Os encontros têm também o intuito de apresentar a cultura dos alunos estrangeiros aos demais, segundo o diretor da escola, Claudio Neto. “Cada aluno que chega apresenta seu país. Recebemos recentemente uma aluna marroquina, e na próxima reunião ela vai apresentar o Marrocos para o grupo”, disse.

O projeto Escola Apropriada foi premiado em 2015 pela prefeitura de São Paulo, e deu origem no ano seguinte à iniciativa “O migrante mora em minha casa”, projeto criado pela professora de História Rosely Marchetti em parceria com o programa “Escravo, nem pensar!” (ONG Repórter Brasil). A iniciativa visa conscientizar os alunos sobre o fato de que todos os brasileiros têm alguma descendência de migrantes externos ou internos, por meio do resgate das árvores genealógicas dos estudantes.
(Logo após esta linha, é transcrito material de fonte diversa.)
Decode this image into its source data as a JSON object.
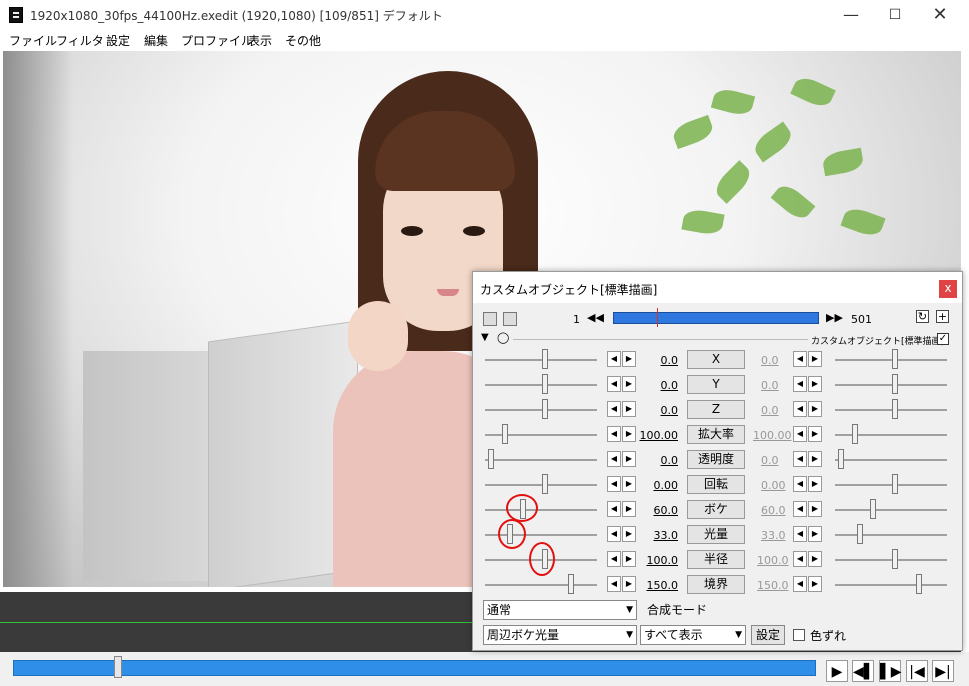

Outros projetos surgiram sobre a mesma temática. Alunas bolivianas passaram a dar aulas de espanhol para alunos brasileiros, que muitas vezes não conseguiam participar das conversas dos estrangeiros nos intervalos por não falar a língua. Os professores também promoveram ações de conscientização sobre o trabalho escravo contemporâneo, como parte do projeto “O migrante mora em minha casa”, e organizaram visitas a locais que abrigavam oficinas de costura clandestinas fechadas pelo Ministério Público do Trabalho (MPT) na região do Pari.

“Fizemos uma pesquisa no MPT sobre oficinas irregulares que haviam sido descobertas na região. Fomos visitá-las na porta para mostrar que essa realidade estava próxima deles, não era distante”, explicou Cesar. O trabalho foi feito com alunos do 6º ano do Ensino Fundamental, com idade média de 13 anos.

“A discussão sobre migração estava mais amadurecida, aí puxamos para a discussão sobre trabalho escravo para combater esse crime que é um mal crescente no mundo globalizado. Começamos a lembrar como esse processo se desenvolve até chegar na roupa que vestimos. Percebemos a preocupação dos alunos”, salientou.

Com alunos de idade entre 6 e 14 anos, a Escola Infante Dom Henrique tem, além de bolivianos, alunos migrantes e refugiados paraguaios, uruguaios, argentinos, mexicanos, angolanos, sírios e marroquinos, entre outros.

Em janeiro do ano passado, o colégio foi incluído no Programa de Escolas Associadas (PEA) da Organização das Nações Unidas para a Educação, a Ciência e a Cultura (UNESCO). O PEA é uma rede internacional de escolas que trabalham pela cultura da paz, com projetos ligados a um tema central, determinado pelo Ano Internacional proposto pela UNESCO, e dirigidos à ampliação da consciência de cidadania.

“Os alunos que passaram por esse projeto de formação, de valores e compreensão da realidade, melhoram muito (em relação ao preconceito e à xenofobia). Mas o preconceito da comunidade em geral ainda permanece, nas imediações da escola e alguns pais de alunos”, lembrou o diretor da escola.

“Hoje, os alunos migrantes são protagonistas”, disse o professor Cesar Sampaio. “Transformaram-se de oprimidos a protagonistas. É um grande salto”, concluiu.